The financial regulator, which has been slammed for failing to spot problems that led to the near collapse of the financial system last October, said two thirds of banker bonuses should be spread over three years.
In a new code on banker pay, which has been published amid signs of a resurgence in fat bonuses, the FSA said banks could face higher capital charges or enforcement action if they failed to comply with the new rules.
While the FSA is urging banks to take into account risk and long-term performance when determining bonuses, it stopped short of setting actual pay levels. Banks have warned that such a move would encourage top executives to move abroad.

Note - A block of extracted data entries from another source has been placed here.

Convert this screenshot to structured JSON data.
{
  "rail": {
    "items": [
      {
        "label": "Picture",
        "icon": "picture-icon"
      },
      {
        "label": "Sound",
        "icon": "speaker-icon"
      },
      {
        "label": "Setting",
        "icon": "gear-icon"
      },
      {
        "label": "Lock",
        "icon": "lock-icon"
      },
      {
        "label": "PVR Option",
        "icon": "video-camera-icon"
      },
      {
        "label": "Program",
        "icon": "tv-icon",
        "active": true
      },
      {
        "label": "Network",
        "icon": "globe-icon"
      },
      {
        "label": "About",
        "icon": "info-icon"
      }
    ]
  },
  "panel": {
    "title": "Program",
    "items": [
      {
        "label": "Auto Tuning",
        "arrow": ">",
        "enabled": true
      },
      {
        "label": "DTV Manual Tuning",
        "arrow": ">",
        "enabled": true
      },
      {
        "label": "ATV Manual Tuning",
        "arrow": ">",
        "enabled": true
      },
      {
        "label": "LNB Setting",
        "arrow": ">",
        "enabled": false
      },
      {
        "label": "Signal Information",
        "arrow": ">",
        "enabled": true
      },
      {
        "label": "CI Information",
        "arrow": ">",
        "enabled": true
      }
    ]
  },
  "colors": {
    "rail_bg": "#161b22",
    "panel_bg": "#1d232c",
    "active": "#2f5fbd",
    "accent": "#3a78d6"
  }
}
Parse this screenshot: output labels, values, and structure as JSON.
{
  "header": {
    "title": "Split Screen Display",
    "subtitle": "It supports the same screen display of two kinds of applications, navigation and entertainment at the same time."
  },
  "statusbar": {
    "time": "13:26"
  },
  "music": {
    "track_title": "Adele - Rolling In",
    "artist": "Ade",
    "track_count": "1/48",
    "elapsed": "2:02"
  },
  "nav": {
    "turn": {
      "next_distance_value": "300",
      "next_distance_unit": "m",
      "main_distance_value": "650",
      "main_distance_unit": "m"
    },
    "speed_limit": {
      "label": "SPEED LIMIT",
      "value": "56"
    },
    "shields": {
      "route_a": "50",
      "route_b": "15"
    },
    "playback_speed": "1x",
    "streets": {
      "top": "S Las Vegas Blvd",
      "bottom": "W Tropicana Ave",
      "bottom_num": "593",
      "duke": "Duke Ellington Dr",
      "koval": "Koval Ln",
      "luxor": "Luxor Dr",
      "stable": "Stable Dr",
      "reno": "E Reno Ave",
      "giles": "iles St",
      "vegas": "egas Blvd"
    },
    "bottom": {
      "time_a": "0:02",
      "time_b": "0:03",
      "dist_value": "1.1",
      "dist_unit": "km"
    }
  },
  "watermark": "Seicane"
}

The regulator also dropped demands, outlined in its original proposals published in March, that deferred pay should be linked to a company’s future performance.
“The FSA is determined that banks’ remuneration policies should be consistent with, and promote, effective risk management,” FSA Chief Executive Hector Sants said.
Policymakers across the world are seeking to rein in banking remuneration in a bid to stop what they see as excessive risk-taking that helped trigger the worst financial crisis since the Great Depression.
The Group of 20 (G20) leading world economies agreed in April on a broad set of principles on bankers pay, saying it expected “material progress” in their implementation by the 2009 bonus round. Progress will be reviewed at a summit in September in Pittsburgh.
The G20 principles state that firms must demonstrate to regulators that their remuneration policies are sound.
French Economy Minister Christine Lagarde wants the Pittsburgh summit to beef up the G20 principles, saying it was an “absolute disgrace” that guaranteed bonuses for several years could still be paid.
British and continental European regulators have said that bonuses should be linked to long-term profitability, with claw-back provisions and threaten banks that fail to comply with the possibility of higher capital requirements.